When I first graduated from college and had no money, my husband and I moved into a low-rent area just outside College Park, MD, one of the original suburbs of DC. I remember being weighed down with a sense of gloom that I had never felt before.
While the feeling was partially caused by the well-reported crimes that kept me from walking alone and made me watchful and wary, it had more to do with the terrifying ugliness of the area. To get to the Metro, I had to take an endless bus ride down an endless highway past rundown shopping plazas, all-you-can-eat restaurants, and pawn shops. I spent hours each day looking out windows at apartment complexes, weed-choked lots, bridge abutments, overflowing garbage cans. It made me feel empty and very alone. Even now, a quarter of a century later, I'm holding my breath as I recall living there. I can't remember the name of a single human being from that area, though we lived there for over a year.

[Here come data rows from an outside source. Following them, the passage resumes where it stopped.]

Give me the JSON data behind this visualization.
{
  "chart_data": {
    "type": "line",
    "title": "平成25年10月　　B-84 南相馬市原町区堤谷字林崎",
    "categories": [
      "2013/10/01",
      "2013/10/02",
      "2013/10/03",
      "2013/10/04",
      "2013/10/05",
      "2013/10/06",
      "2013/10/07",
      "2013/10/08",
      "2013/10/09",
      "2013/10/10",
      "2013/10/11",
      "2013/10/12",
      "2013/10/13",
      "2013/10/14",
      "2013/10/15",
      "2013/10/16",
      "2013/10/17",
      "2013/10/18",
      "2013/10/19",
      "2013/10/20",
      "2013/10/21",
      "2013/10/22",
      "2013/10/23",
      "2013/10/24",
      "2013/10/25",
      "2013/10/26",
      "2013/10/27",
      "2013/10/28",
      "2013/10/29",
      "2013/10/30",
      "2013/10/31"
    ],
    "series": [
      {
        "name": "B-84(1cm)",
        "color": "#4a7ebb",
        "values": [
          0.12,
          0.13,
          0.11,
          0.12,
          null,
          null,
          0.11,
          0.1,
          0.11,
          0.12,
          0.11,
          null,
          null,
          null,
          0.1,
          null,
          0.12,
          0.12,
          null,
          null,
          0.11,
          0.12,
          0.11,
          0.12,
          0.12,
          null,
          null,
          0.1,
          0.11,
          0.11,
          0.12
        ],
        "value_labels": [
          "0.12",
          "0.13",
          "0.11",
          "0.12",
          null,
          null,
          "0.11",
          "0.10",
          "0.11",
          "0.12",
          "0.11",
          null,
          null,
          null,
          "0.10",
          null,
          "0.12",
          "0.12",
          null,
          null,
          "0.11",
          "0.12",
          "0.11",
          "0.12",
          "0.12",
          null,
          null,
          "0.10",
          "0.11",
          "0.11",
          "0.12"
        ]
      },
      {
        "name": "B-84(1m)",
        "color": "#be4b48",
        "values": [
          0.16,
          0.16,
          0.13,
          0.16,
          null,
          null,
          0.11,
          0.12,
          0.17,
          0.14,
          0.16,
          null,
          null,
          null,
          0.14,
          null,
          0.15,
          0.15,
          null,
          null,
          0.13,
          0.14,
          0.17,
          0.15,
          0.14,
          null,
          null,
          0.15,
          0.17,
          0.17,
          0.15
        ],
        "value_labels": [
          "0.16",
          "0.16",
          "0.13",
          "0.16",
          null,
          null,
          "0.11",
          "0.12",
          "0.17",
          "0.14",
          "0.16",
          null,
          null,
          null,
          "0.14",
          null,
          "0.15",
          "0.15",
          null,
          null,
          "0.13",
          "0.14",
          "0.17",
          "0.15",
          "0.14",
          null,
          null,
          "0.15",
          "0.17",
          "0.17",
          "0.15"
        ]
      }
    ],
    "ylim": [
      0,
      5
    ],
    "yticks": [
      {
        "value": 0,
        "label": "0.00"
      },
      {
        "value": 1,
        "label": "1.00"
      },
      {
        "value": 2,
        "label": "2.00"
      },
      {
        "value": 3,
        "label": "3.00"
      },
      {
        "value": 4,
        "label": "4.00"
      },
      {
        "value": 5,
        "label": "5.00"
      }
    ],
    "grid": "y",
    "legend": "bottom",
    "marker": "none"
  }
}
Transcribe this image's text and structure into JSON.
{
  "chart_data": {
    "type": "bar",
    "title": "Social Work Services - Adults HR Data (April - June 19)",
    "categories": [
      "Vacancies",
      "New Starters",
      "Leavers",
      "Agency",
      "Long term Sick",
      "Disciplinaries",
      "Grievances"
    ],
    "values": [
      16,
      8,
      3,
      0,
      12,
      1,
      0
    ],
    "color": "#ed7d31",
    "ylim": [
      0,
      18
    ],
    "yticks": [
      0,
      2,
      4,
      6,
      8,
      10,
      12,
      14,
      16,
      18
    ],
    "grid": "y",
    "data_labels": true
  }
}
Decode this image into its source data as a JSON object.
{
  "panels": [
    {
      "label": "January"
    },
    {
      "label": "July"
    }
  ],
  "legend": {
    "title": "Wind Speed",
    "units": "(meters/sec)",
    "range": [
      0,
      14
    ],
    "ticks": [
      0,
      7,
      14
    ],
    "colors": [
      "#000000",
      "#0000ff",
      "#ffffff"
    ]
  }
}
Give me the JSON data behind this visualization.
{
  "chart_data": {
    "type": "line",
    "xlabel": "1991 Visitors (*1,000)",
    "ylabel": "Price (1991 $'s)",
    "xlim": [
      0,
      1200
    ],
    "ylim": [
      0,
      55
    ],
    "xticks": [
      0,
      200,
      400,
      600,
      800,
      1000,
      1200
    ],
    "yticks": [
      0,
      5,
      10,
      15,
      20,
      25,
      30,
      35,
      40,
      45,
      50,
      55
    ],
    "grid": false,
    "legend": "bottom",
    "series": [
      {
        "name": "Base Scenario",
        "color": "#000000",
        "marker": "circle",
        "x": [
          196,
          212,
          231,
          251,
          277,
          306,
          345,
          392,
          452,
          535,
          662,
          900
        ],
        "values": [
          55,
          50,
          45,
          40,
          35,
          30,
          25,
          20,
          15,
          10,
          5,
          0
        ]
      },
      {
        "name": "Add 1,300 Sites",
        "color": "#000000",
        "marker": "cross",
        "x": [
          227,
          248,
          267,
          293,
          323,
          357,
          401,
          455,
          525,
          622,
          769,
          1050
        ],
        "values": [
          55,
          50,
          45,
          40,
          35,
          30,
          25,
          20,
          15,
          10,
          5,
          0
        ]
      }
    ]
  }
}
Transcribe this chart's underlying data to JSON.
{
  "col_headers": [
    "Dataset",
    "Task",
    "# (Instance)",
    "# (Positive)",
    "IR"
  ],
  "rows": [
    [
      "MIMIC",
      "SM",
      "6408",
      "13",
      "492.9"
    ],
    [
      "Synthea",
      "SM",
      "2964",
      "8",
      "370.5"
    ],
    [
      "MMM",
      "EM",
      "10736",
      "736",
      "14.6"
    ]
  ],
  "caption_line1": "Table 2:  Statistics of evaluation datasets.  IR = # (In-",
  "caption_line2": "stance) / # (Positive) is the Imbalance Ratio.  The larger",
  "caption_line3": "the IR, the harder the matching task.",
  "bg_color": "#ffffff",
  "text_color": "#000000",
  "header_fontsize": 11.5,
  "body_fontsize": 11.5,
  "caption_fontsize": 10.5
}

We fled the area as soon as we were able. Perhaps the only people who ultimately stay in these aging No Places are those who cannot afford to flee to the tidier No Places being built farther out. And God only knows what damage is done to those people who have to face endless years of disconnection, alienation, and ugliness. Many of today's tidy suburban communities seem headed for the same fate, once the sidewalks begin to crack and the siding to peel. Instead of moving on to another burb, we somehow, for America's sake, need to find a way to bring beauty, connection, and care into what we've already created.